Eh bien, fort heureusement, en Suisse, il existe ENFIN une initiative digne de ce nom qui prône un changement des dés et des règles du jeu ! L’association «Modernisation monétaire» (MOMO) créée récemment se compose en partie de membres de l’«Initiative pour un ordre économique naturel Suisse» (INWO).
+++
L’INWO débat depuis un certain temps d’une initiative populaire sur une réforme du système monétaire. La création de l’association «Modernisation monétaire» a élargi considérablement le cercle des personnes favorables à cette réforme, notamment à des politiques appartenant à l’UDC et au PLR.

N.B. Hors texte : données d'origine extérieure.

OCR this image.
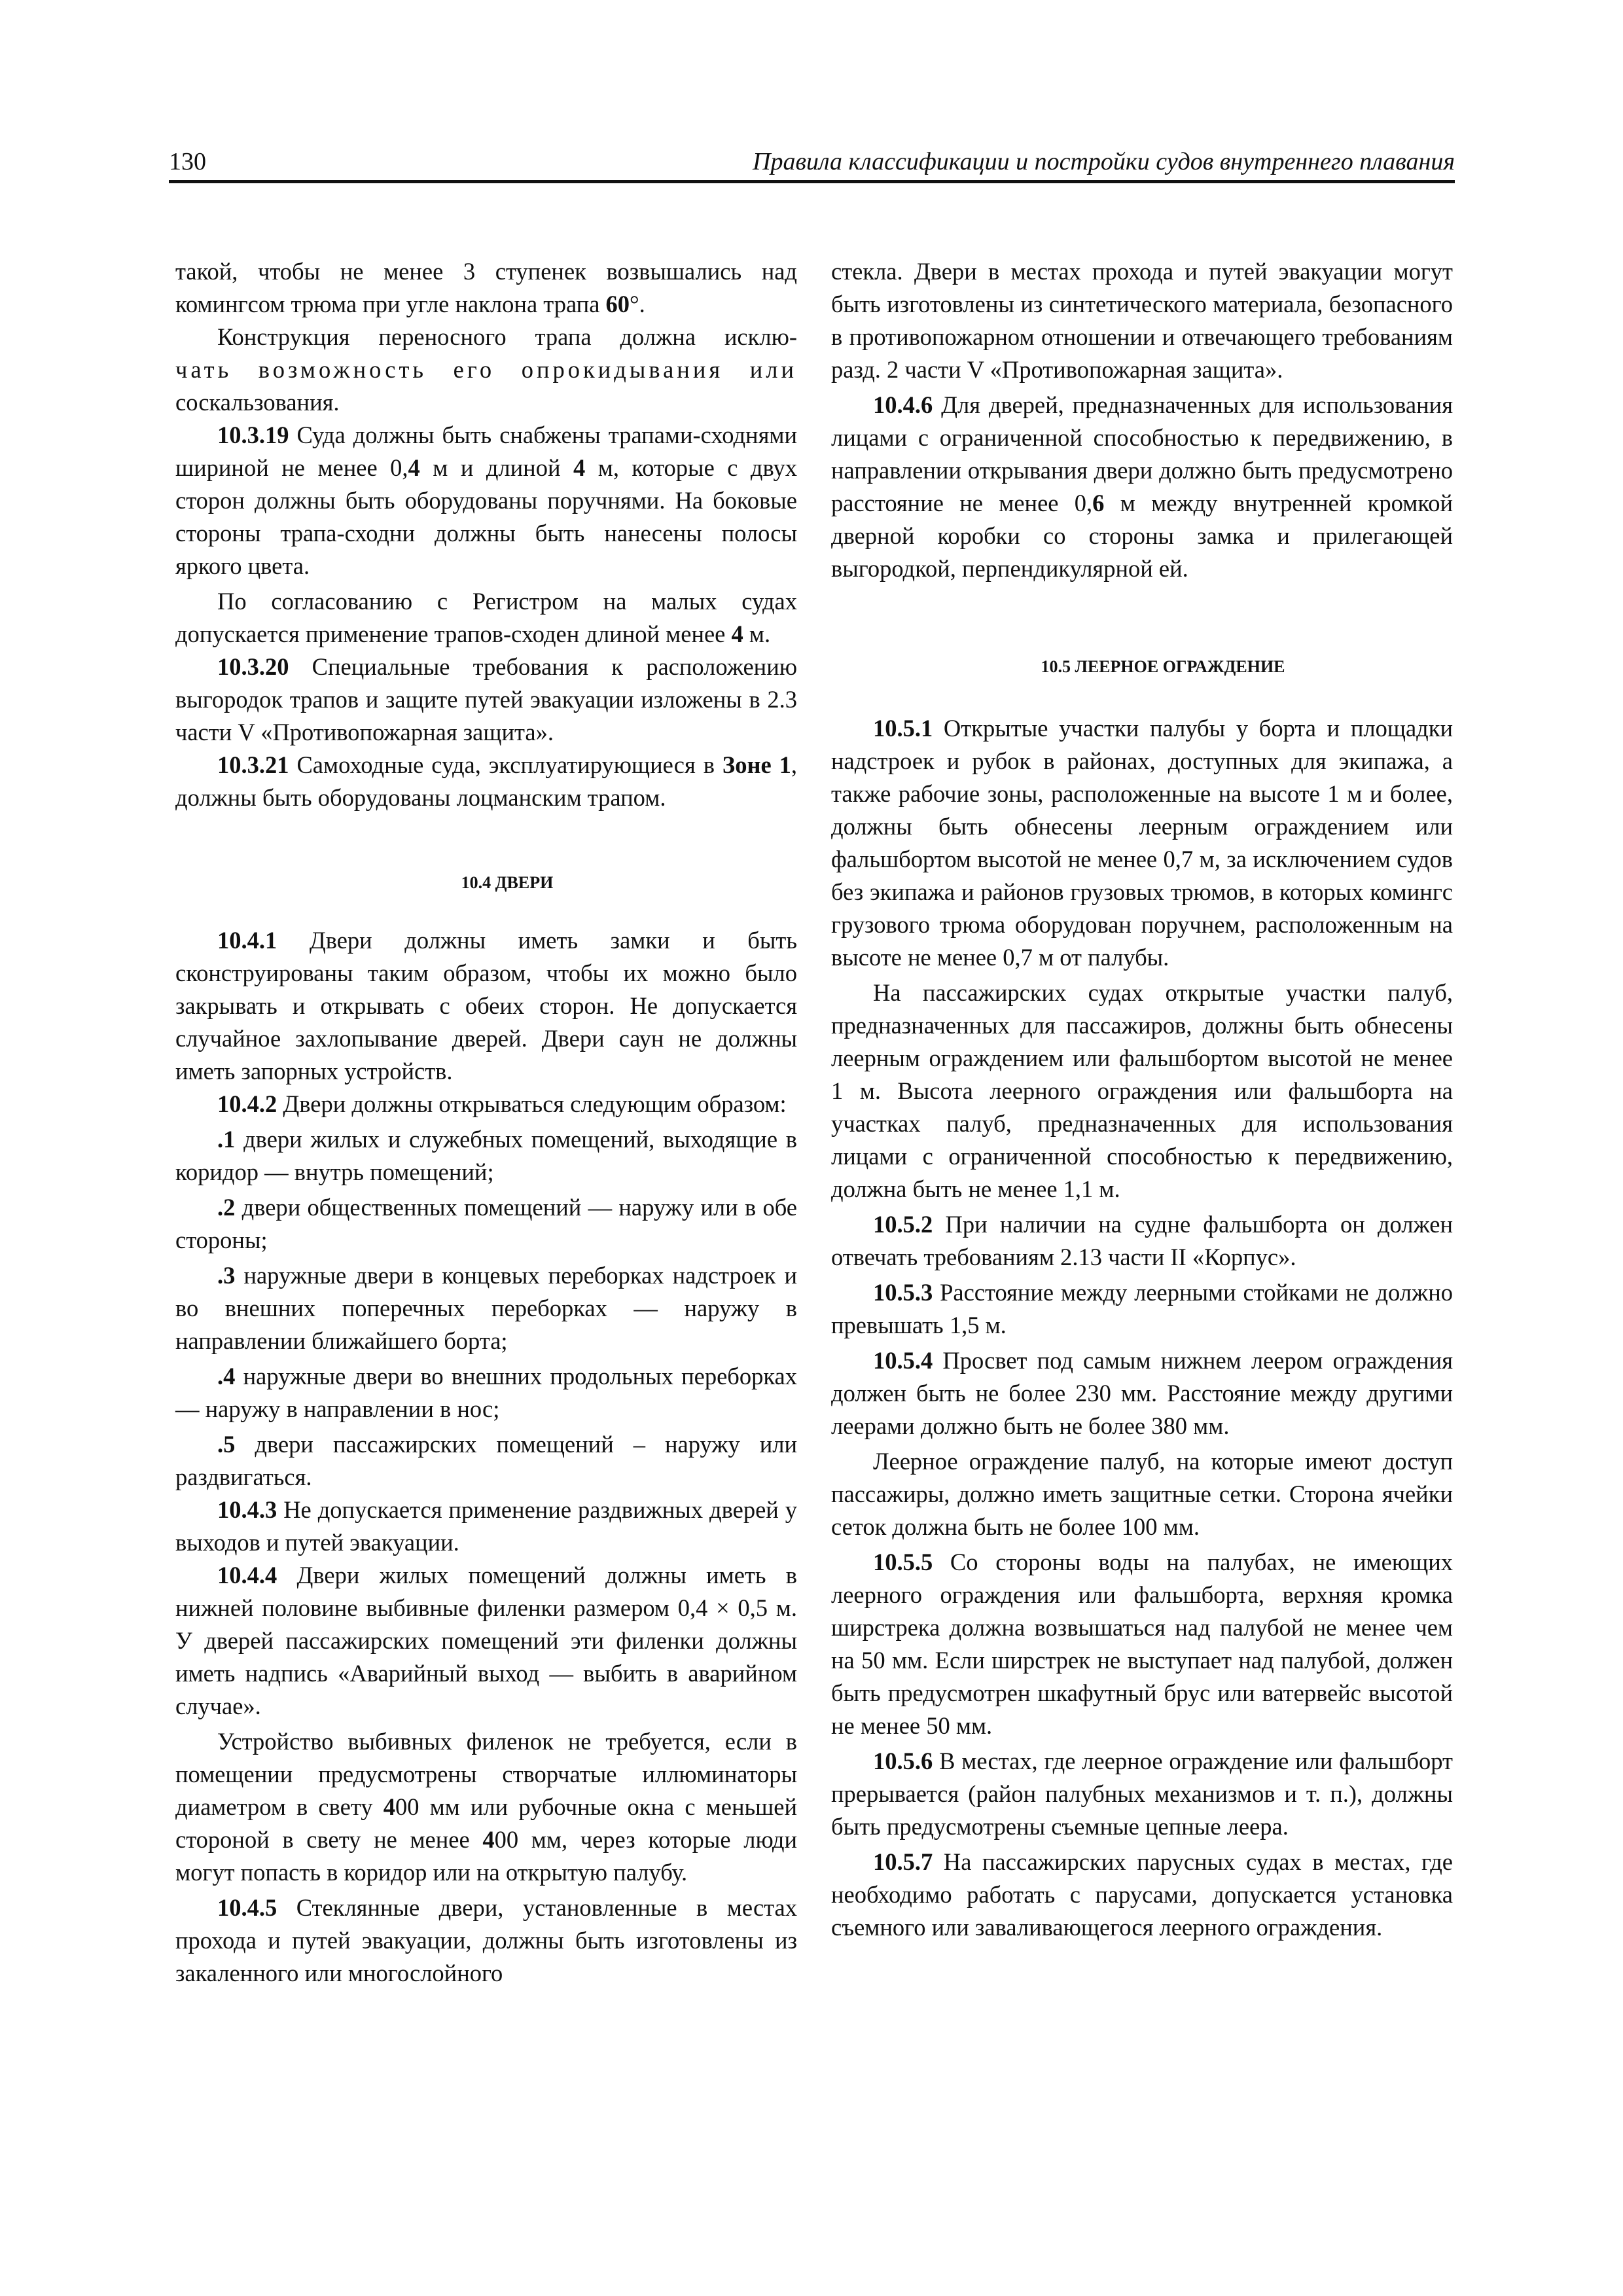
130	Правила классификации и постройки судов внутреннего плавания

такой, чтобы не менее 3 ступенек возвышались над комингсом трюма при угле наклона трапа 60°.

Конструкция переносного трапа должна исклю-

чать возможность его опрокидывания или

соскальзования.

10.3.19 Суда должны быть снабжены трапами-сходнями шириной не менее 0,4 м и длиной 4 м, которые с двух сторон должны быть оборудованы поручнями. На боковые стороны трапа-сходни должны быть нанесены полосы яркого цвета.

По согласованию с Регистром на малых судах допускается применение трапов-сходен длиной менее 4 м.

10.3.20 Специальные требования к расположению выгородок трапов и защите путей эвакуации изложены в 2.3 части V «Противопожарная защита».

10.3.21 Самоходные суда, эксплуатирующиеся в Зоне 1, должны быть оборудованы лоцманским трапом.

10.4 ДВЕРИ

10.4.1 Двери должны иметь замки и быть сконструированы таким образом, чтобы их можно было закрывать и открывать с обеих сторон. Не допускается случайное захлопывание дверей. Двери саун не должны иметь запорных устройств.

10.4.2 Двери должны открываться следующим образом:

.1 двери жилых и служебных помещений, выходящие в коридор — внутрь помещений;

.2 двери общественных помещений — наружу или в обе стороны;

.3 наружные двери в концевых переборках надстроек и во внешних поперечных переборках — наружу в направлении ближайшего борта;

.4 наружные двери во внешних продольных переборках — наружу в направлении в нос;

.5 двери пассажирских помещений – наружу или раздвигаться.

10.4.3 Не допускается применение раздвижных дверей у выходов и путей эвакуации.

10.4.4 Двери жилых помещений должны иметь в нижней половине выбивные филенки размером 0,4 × 0,5 м. У дверей пассажирских помещений эти филенки должны иметь надпись «Аварийный выход — выбить в аварийном случае».

Устройство выбивных филенок не требуется, если в помещении предусмотрены створчатые иллюминаторы диаметром в свету 400 мм или рубочные окна с меньшей стороной в свету не менее 400 мм, через которые люди могут попасть в коридор или на открытую палубу.

10.4.5 Стеклянные двери, установленные в местах прохода и путей эвакуации, должны быть изготовлены из закаленного или многослойного

стекла. Двери в местах прохода и путей эвакуации могут быть изготовлены из синтетического материала, безопасного в противопожарном отношении и отвечающего требованиям разд. 2 части V «Противопожарная защита».

10.4.6 Для дверей, предназначенных для использования лицами с ограниченной способностью к передвижению, в направлении открывания двери должно быть предусмотрено расстояние не менее 0,6 м между внутренней кромкой дверной коробки со стороны замка и прилегающей выгородкой, перпендикулярной ей.

10.5 ЛЕЕРНОЕ ОГРАЖДЕНИЕ

10.5.1 Открытые участки палубы у борта и площадки надстроек и рубок в районах, доступных для экипажа, а также рабочие зоны, расположенные на высоте 1 м и более, должны быть обнесены леерным ограждением или фальшбортом высотой не менее 0,7 м, за исключением судов без экипажа и районов грузовых трюмов, в которых комингс грузового трюма оборудован поручнем, расположенным на высоте не менее 0,7 м от палубы.

На пассажирских судах открытые участки палуб, предназначенных для пассажиров, должны быть обнесены леерным ограждением или фальшбортом высотой не менее 1 м. Высота леерного ограждения или фальшборта на участках палуб, предназначенных для использования лицами с ограниченной способностью к передвижению, должна быть не менее 1,1 м.

10.5.2 При наличии на судне фальшборта он должен отвечать требованиям 2.13 части II «Корпус».

10.5.3 Расстояние между леерными стойками не должно превышать 1,5 м.

10.5.4 Просвет под самым нижнем леером ограждения должен быть не более 230 мм. Расстояние между другими леерами должно быть не более 380 мм.

Леерное ограждение палуб, на которые имеют доступ пассажиры, должно иметь защитные сетки. Сторона ячейки сеток должна быть не более 100 мм.

10.5.5 Со стороны воды на палубах, не имеющих леерного ограждения или фальшборта, верхняя кромка ширстрека должна возвышаться над палубой не менее чем на 50 мм. Если ширстрек не выступает над палубой, должен быть предусмотрен шкафутный брус или ватервейс высотой не менее 50 мм.

10.5.6 В местах, где леерное ограждение или фальшборт прерывается (район палубных механизмов и т. п.), должны быть предусмотрены съемные цепные леера.

10.5.7 На пассажирских парусных судах в местах, где необходимо работать с парусами, допускается установка съемного или заваливающегося леерного ограждения.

L’association possède un conseil scientifique dont font partie Philippe Mastronardi, professeur à l’Université de Saint-Gall, Joseph Huber, professeur à l’Université de Halle, Hans-Christoph Binswanger, professeur émérite de l’Université de Saint-Gall, Peter Hablützel, Peter Ulrich, professeur émérite, et Heinrich Bortis, professeur. Dans son livre intitulé «Das Geldwesen in öffentliche Hand», Joseph Huber a défini le cadre théorique du débat. Que veulent les initiateurs? Ils ont organisé en mai 2011 à Winterthur un congrès sur le thème «Schweizer Vollgeldreform» et présenté un projet provisoire de texte d’initiative. Nous allons maintenant présenter les grandes lignes du projet.

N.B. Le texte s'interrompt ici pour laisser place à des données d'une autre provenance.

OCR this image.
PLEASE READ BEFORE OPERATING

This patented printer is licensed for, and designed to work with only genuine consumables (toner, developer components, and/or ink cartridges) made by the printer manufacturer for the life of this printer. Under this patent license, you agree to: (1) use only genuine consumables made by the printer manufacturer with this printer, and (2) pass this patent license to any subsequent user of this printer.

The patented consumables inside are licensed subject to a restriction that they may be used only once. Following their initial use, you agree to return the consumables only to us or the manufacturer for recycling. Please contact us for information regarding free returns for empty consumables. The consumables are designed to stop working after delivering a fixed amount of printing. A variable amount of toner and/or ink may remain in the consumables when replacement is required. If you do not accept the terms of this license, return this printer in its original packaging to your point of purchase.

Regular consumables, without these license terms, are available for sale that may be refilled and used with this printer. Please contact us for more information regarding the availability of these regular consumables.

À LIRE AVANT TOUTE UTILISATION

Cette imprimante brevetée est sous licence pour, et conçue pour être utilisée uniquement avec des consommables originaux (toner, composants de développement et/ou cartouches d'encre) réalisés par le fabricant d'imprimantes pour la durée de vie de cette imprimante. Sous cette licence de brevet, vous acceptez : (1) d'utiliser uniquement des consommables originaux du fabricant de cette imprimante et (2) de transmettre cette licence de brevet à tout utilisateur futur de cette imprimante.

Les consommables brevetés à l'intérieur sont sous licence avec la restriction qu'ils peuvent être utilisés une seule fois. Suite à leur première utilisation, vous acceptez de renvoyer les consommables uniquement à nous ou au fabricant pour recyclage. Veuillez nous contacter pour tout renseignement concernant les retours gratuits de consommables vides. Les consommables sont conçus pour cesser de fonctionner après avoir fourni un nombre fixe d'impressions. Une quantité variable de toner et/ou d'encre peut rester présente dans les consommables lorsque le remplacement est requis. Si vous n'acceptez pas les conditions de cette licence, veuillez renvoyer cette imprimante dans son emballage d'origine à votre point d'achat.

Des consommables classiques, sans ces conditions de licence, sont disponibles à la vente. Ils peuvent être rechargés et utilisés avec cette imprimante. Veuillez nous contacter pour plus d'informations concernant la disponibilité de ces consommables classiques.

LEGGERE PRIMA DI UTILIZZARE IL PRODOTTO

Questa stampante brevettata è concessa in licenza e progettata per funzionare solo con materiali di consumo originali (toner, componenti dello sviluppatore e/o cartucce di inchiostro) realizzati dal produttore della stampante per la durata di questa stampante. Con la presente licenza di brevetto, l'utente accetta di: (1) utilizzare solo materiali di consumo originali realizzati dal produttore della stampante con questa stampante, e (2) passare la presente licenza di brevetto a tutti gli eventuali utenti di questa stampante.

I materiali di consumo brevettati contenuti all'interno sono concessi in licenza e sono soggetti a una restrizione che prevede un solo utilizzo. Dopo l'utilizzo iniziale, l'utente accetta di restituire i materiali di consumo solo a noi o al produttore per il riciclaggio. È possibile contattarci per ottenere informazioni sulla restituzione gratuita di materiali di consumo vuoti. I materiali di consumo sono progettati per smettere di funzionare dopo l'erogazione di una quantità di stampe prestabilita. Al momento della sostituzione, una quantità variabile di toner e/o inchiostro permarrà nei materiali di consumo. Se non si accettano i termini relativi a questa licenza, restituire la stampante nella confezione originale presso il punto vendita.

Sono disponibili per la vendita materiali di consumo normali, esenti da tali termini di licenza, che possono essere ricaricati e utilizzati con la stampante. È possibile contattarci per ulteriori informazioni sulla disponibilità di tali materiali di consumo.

Lire la suite : Pour une modernisation de la monnaie: le «monétatif» Une initiative demande une réforme monétaire, par Werner Wüthrich
Des mouvements analogues existent également en Allemagne (d’où vient d’ailleurs le terme de «monétatif»), en Grande-Bretagne et aux Etats-Unis notamment. Les réunions ont montré que les membres de l’association viennent d’horizons politiques très divers. Certains se situent plutôt à gauche ou du côté de l’écologie et d’autres adhèrent plutôt aux idées de l’UDC ou du PLR, mais ils estiment tous qu’il faut agir. On ne peut pas se contenter d’être les spectateurs d’une mauvaise pièce de théâtre, de s’énerver à propos de la situation insupportable et d’attendre qu’elle empire. Que faire? En tant que citoyens suisses, nous avons l’instrument de l’initiative et pouvons aller de l’avant, mais les citoyens des autres pays peuvent aussi faire quelque chose.

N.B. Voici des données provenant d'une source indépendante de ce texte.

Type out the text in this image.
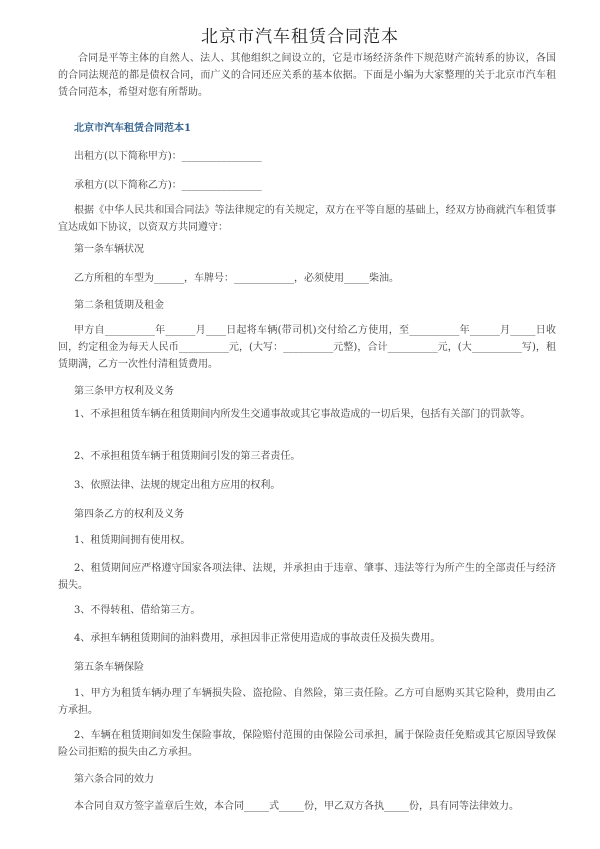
北京市汽车租赁合同范本
合同是平等主体的自然人、法人、其他组织之间设立的，它是市场经济条件下规范财产流转系的协议，各国的合同法规范的都是债权合同，而广义的合同还应关系的基本依据。下面是小编为大家整理的关于北京市汽车租赁合同范本，希望对您有所帮助。
北京市汽车租赁合同范本1
出租方(以下简称甲方)：________________
承租方(以下简称乙方)：________________
根据《中华人民共和国合同法》等法律规定的有关规定，双方在平等自愿的基础上，经双方协商就汽车租赁事宜达成如下协议，以资双方共同遵守：
第一条车辆状况
乙方所租的车型为______，车牌号：____________，必须使用_____柴油。
第二条租赁期及租金
甲方自__________年______月____日起将车辆(带司机)交付给乙方使用，至__________年______月_____日收回，约定租金为每天人民币__________元，(大写：__________元整)，合计__________元，(大__________写)，租赁期满，乙方一次性付清租赁费用。
第三条甲方权利及义务
1、不承担租赁车辆在租赁期间内所发生交通事故或其它事故造成的一切后果，包括有关部门的罚款等。
2、不承担租赁车辆于租赁期间引发的第三者责任。
3、依照法律、法规的规定出租方应用的权利。
第四条乙方的权利及义务
1、租赁期间拥有使用权。
2、租赁期间应严格遵守国家各项法律、法规，并承担由于违章、肇事、违法等行为所产生的全部责任与经济损失。
3、不得转租、借给第三方。
4、承担车辆租赁期间的油料费用，承担因非正常使用造成的事故责任及损失费用。
第五条车辆保险
1、甲方为租赁车辆办理了车辆损失险、盗抢险、自然险，第三责任险。乙方可自愿购买其它险种，费用由乙方承担。
2、车辆在租赁期间如发生保险事故，保险赔付范围的由保险公司承担，属于保险责任免赔或其它原因导致保险公司拒赔的损失由乙方承担。
第六条合同的效力
本合同自双方签字盖章后生效，本合同_____式_____份，甲乙双方各执_____份，具有同等法律效力。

Lire la suite : Le «monétatif», une révolution monétaire Une initiative populaire demande l’instauration du Vollgeld, par Werner Wüthrich, docteur ès sciences politiques, Zurich
Binswanger: «Il s’agit fondamentalement de trouver une solution intermédiaire entre l’ancien système de l’étalon-or, dans lequel la création de monnaie était limitée par la convertibilité en or de la monnaie de papier et donc par le volume d’or disponible, et le système monétaire actuel qui permet une création illimitée de papier-monnaie et de monnaie scripturale. Revenir à la convertibilité en or – comme certains le proposent – limiterait excessivement la création de monnaie. Inversement, l’actuel système monétaire dans lequel les banques d’affaires ne doivent disposer que d’une petite fraction de la monnaie scripturale en monnaie de la banque centrale ne permet pas de subordonner la création de monnaie à des objectifs d’économie générale.» Alors que faire? Binswanger envisage deux possibilités:
1. De l’argent couvert à 100% par la banque centrale
«Je propose de revenir à une ancienne idée de l’économiste américain Irvin Fisher qui voulait que chaque crédit accordé par une banque soit couvert à 100% par de l’argent de la banque centrale. Cela empêcherait les banques d’affaires de créer de l’argent de manière illimitée dans le seul but de réaliser des profits. Le capitalisme serait moins instable et moins vulnérable.» On pourrait adopter cette solution sans modifier la Constitution, dans le cadre des lois existantes. En Suisse, les réserves minimales sont fixées dans la Loi sur la Banque nationale.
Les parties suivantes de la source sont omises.